The recovered batch of containers were then transferred to Customs
Grey Line 2 container yard for inspection purposes. There they found the
logs to be the finest quality of Dalbergia Nigra. Rosewood is considered
as one of the most valuable tropical hardwood that is found in
Madagascar, East Africa and Brazil and South East Asian countries.
Rosewood found in Madagascar has more demand than the same of other
origins. The tree has a very long maturity period which is nearly 300
years to grow up to the size of a trunk with a girth of eight inches.
According to Customs Spokesman Director Leslie Gamini felling
Rosewood trees for its timber has become an environmental issue in
Madagascar and nearby East African countries as it is threatening the
ecological balance of these countries. Also the threat of extinction of
this rare tree from their forest. Therefore cutting and trading Rosewood
is banned in Madagascar. Destruction of precious tropical forest cover
of Madagascar has become not only an environment issue but political and
human welfare issue in that country still threatening the political
stability of that highly bio diversity hot spot of the world. Rosewood
has a very high demand in international market for manufacturing high
end furniture, musical instruments ornaments etc. Collecting Rosewood
furniture is an expensive hobby in the west and the timber is used to
manufacture sensitive instruments like guitar boxes and piano parts.
Also expensive Chess figures are made out of this wood.
According to the powers vested in the Customs Ordinance and and
Convention on International Trade in Endangered Species of Wild Fauna
and Flora (CITES) the Director General of Customs is empowered to
enforce the law on any consignment of Import or Export (even
transshipment) of Rosewood. Since Sri Lanka being a signatory to this
international convention it is the Customs Department's responsibility
to act on the instances of smuggling such species mentioned in CITES.
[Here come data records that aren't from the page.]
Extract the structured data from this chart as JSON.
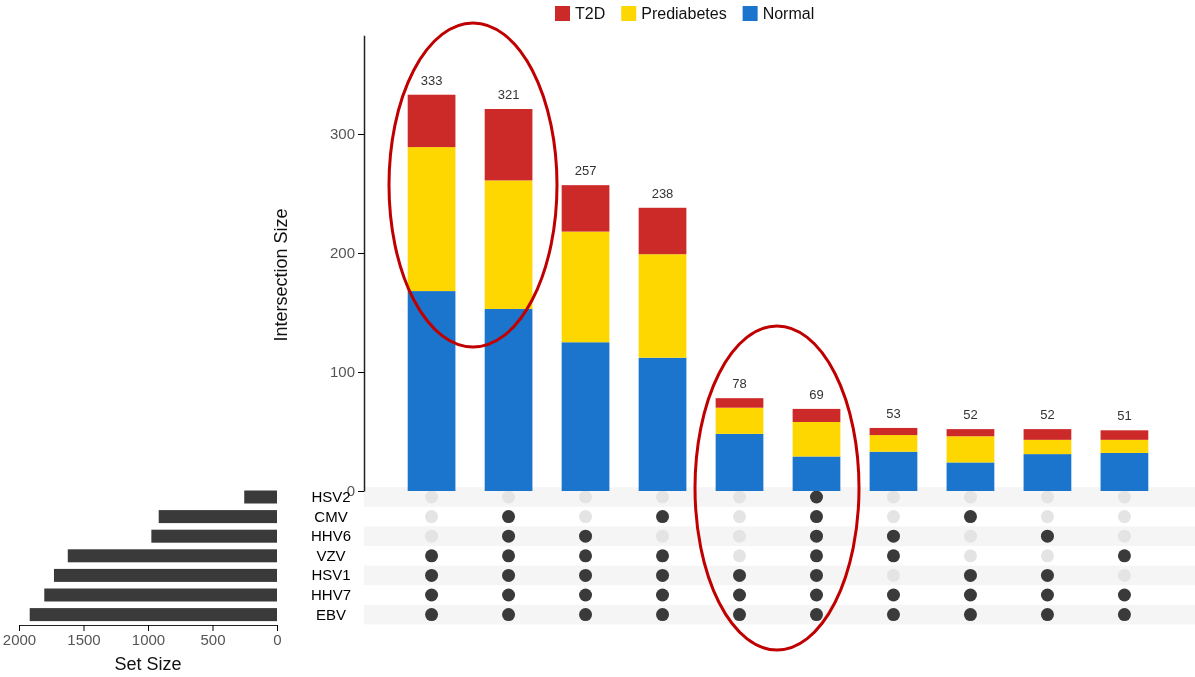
{
  "chart_data": [
    {
      "type": "bar",
      "stacked": true,
      "ylabel": "Intersection Size",
      "categories": [
        null,
        null,
        null,
        null,
        null,
        null,
        null,
        null,
        null,
        null
      ],
      "ylim": [
        0,
        383
      ],
      "yticks": [
        0,
        100,
        200,
        300
      ],
      "tick_labels": "y",
      "legend": "top",
      "totals": [
        "333",
        "321",
        "257",
        "238",
        "78",
        "69",
        "53",
        "52",
        "52",
        "51"
      ],
      "series": [
        {
          "name": "Normal",
          "color": "#1b75cc",
          "values": [
            168,
            153,
            125,
            112,
            48,
            29,
            33,
            24,
            31,
            32
          ]
        },
        {
          "name": "Prediabetes",
          "color": "#ffd700",
          "values": [
            121,
            108,
            93,
            87,
            22,
            29,
            14,
            22,
            12,
            11
          ]
        },
        {
          "name": "T2D",
          "color": "#cc2929",
          "values": [
            44,
            60,
            39,
            39,
            8,
            11,
            6,
            6,
            9,
            8
          ]
        }
      ]
    },
    {
      "type": "bar",
      "orientation": "horizontal",
      "xlabel": "Set Size",
      "categories": [
        "HSV2",
        "CMV",
        "HHV6",
        "VZV",
        "HSV1",
        "HHV7",
        "EBV"
      ],
      "values": [
        254,
        917,
        974,
        1622,
        1729,
        1804,
        1917
      ],
      "color": "#3a3a3a",
      "xlim": [
        2000,
        0
      ],
      "xticks": [
        2000,
        1500,
        1000,
        500,
        0
      ]
    }
  ]
}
Rosewood happens to be in the appendix II of this Convention in which
international trading is allowed only on permits issued by local
authority concerned. Limited quantity is granted as an annual quota for
source countries in order to restrict the heavy trading so that this
rare tropical tree can be saved from extinction. In view of being
signatory to this convention Sri Lanka Customs has an obligation to act
on any information provided regarding CITES commodities.
Since the contraband came in as a part of a transshipment the Customs
couldn't do much on its Consigner or Consignee. But they are going after
the responsible shipping agency which was in charge of the shipment.
Statements have already been recorded from the local agents of this
international agency who possess the documents saying that the cargo was
timber. Although the consigner's manifest declared the goods as general
cargo (which could be anything)
whereas the shipping agency's manifest declared it as timber. This
had risen a suspicion among the investigators who doubt whether the
shipping of the illicit consignment has been wilfully facilitated by the
Another fact the officials noticed was that the batches of logs in
containers bore a different coloured marking. This was considered as a
secret code perhaps to classify the variety of qualities of the logs
being marked by the consigner for the requirement of the consignee.
The Customs that are continuing with their investigations at present
is yet to determine what to do with the illicit consignment.
Investigation are being carried out by the staff of Customs Bio
Diversity, Cultural and National Heritage Protection Unit under the
Direction of Superintendent R D A N G. Niyarepola, Deputy Director
Samantha Gunasekara, Director Customs Social Protection M. Paskaran
under the instructions of Customs Director General Jagath P. Wijeweera.